Maneka Gandhi, 43, indische Ministerin und Tierrechtlerin, schrieb dem amerikanischen Modefürsten Calvin Klein einen geharnischten Protestbrief. In der neuesten Kollektion Kleins befinden sich Kreationen, für die, argwöhnt die Ministerin, illegal aus Indien exportierte Schlangenhäute verwendet wurden, etwa für den Schlangenhautmantel, den die US-Schauspielerin Gwyneth Paltrow, 26, bereits ausprobierte. Durch das "gewissenlose und massenhafte Abschlachten" von Schlangen hätten sich in Indien massive Ernährungsprobleme ergeben. "Die Schlange ist der beste Freund des Bauern", schreibt Gandhi.

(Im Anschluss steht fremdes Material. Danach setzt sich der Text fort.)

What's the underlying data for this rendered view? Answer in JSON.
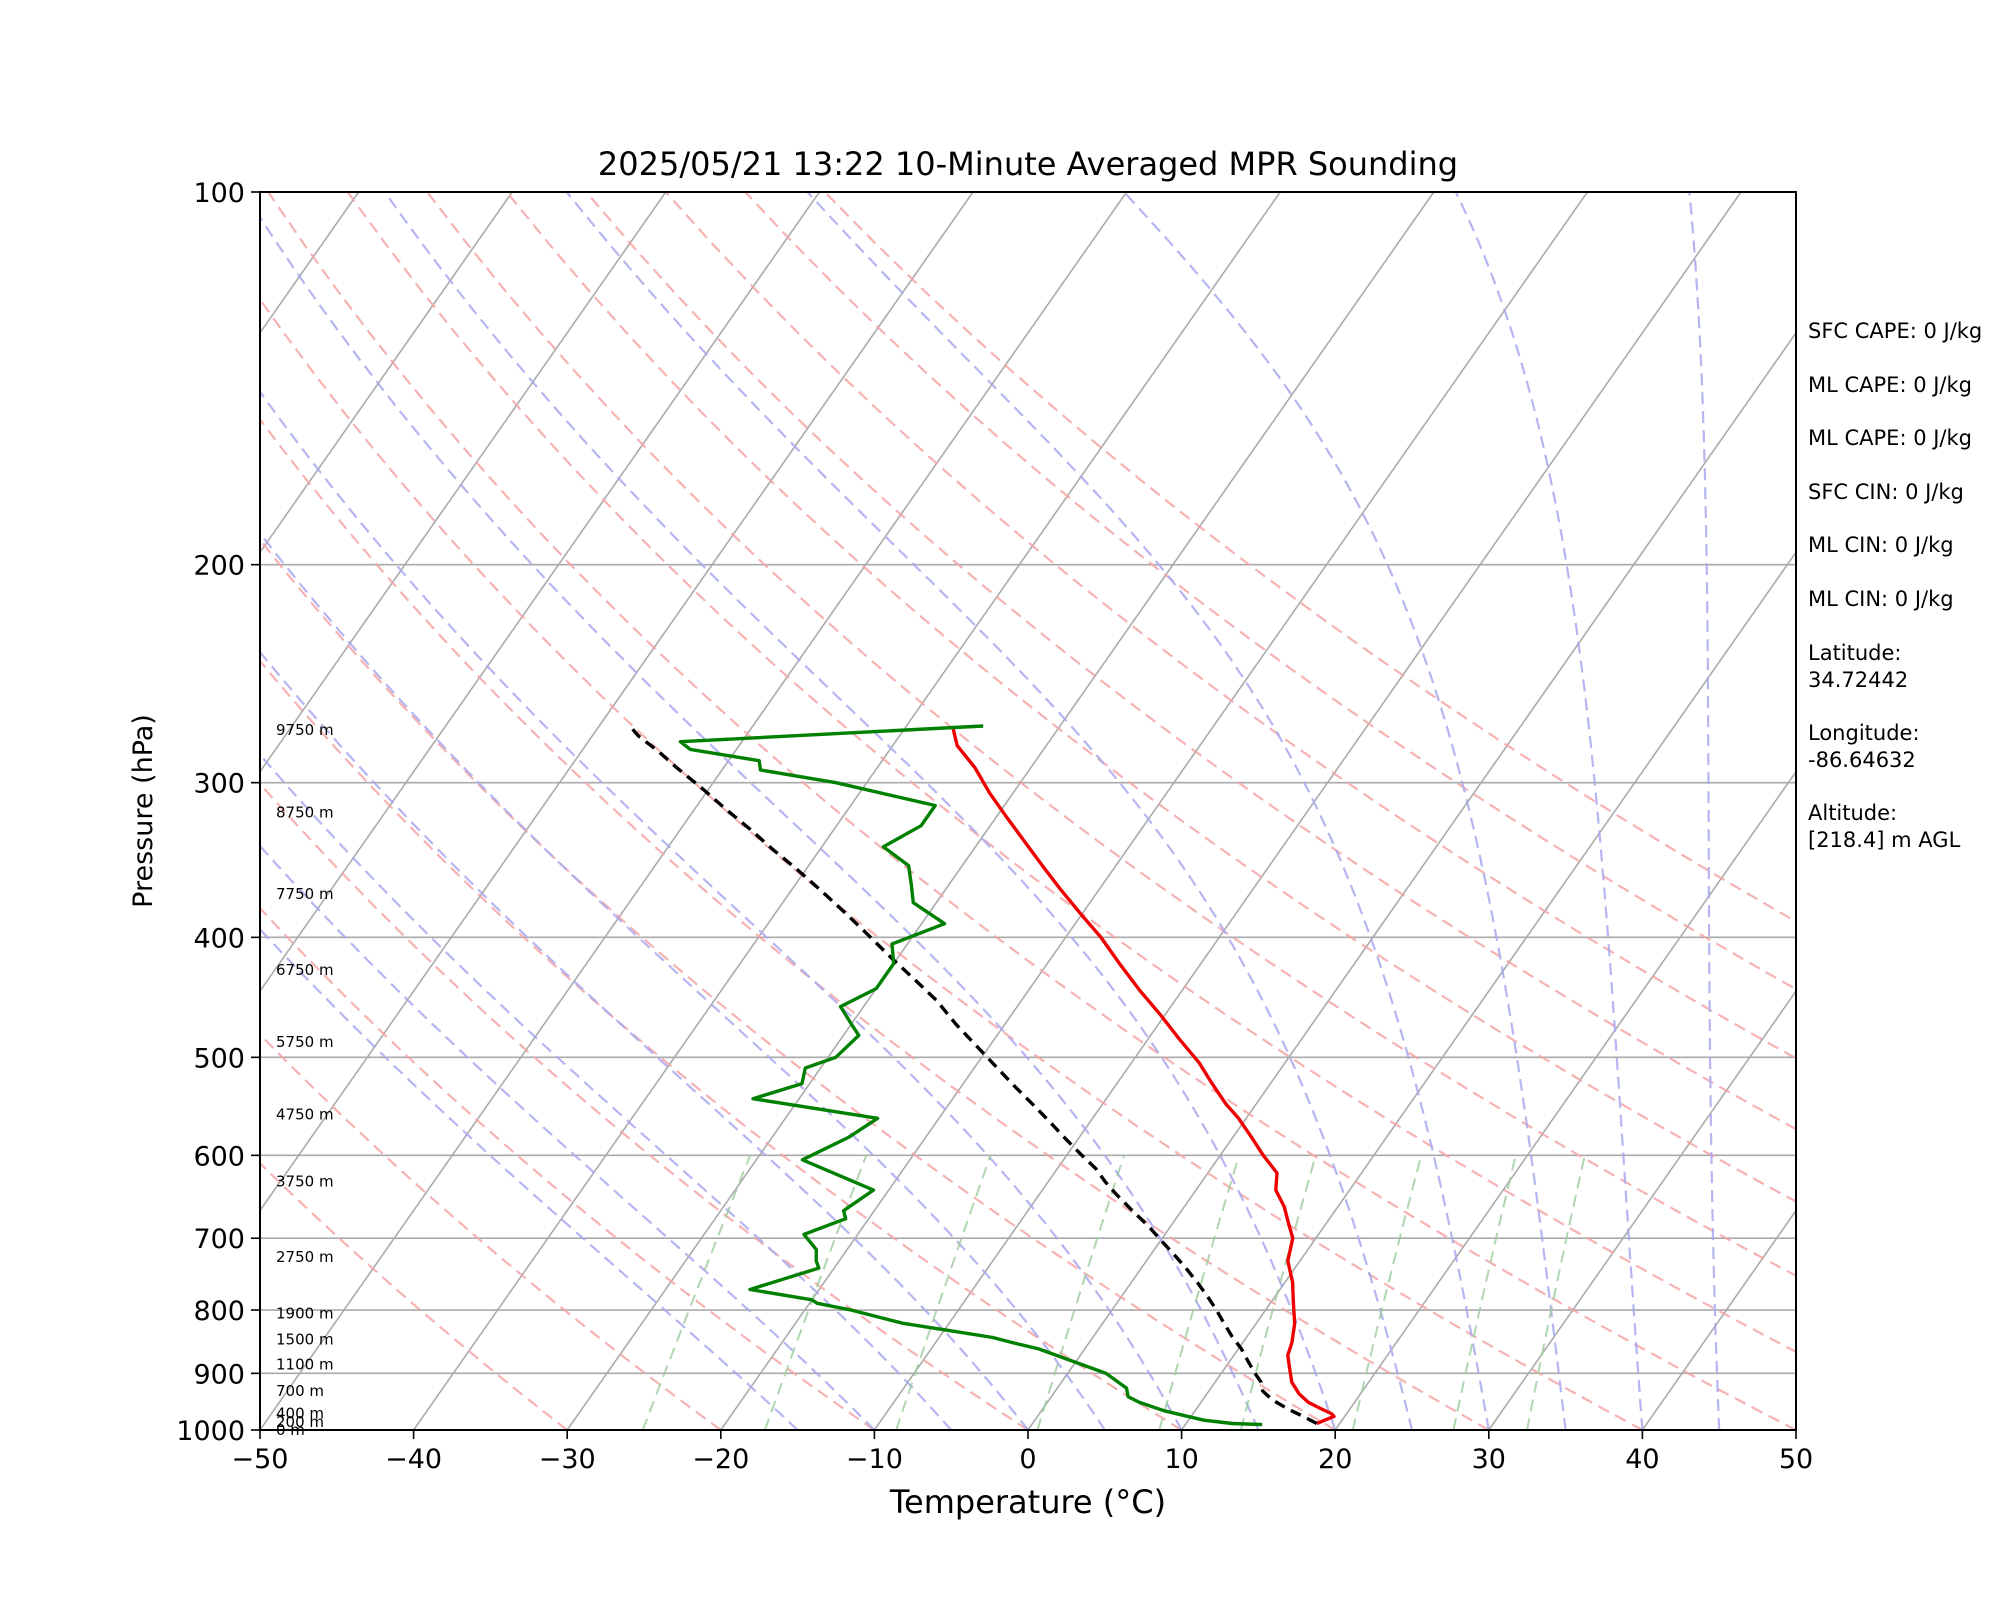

Doch seit die Schlangenhauthändler jede Menge Schlangen einfangen, habe sich eine "wachsende Rattenpopulation entwickelt, die die Hälfte der gesamten Reisernte eines Jahres in meinem Land vernichtet". Klein habe sich doch seit Jahren selbst mit seinem "eleganten Design für eine pelzfreie Mode" stark gemacht: "Die Haut eines Pythons ist nicht weniger wertvoll für die Schlange als der Pelz für den Fuchs." Wie er denn das eine verurteilen und vom anderen profitieren könne? Eine Antwort Kleins steht noch aus.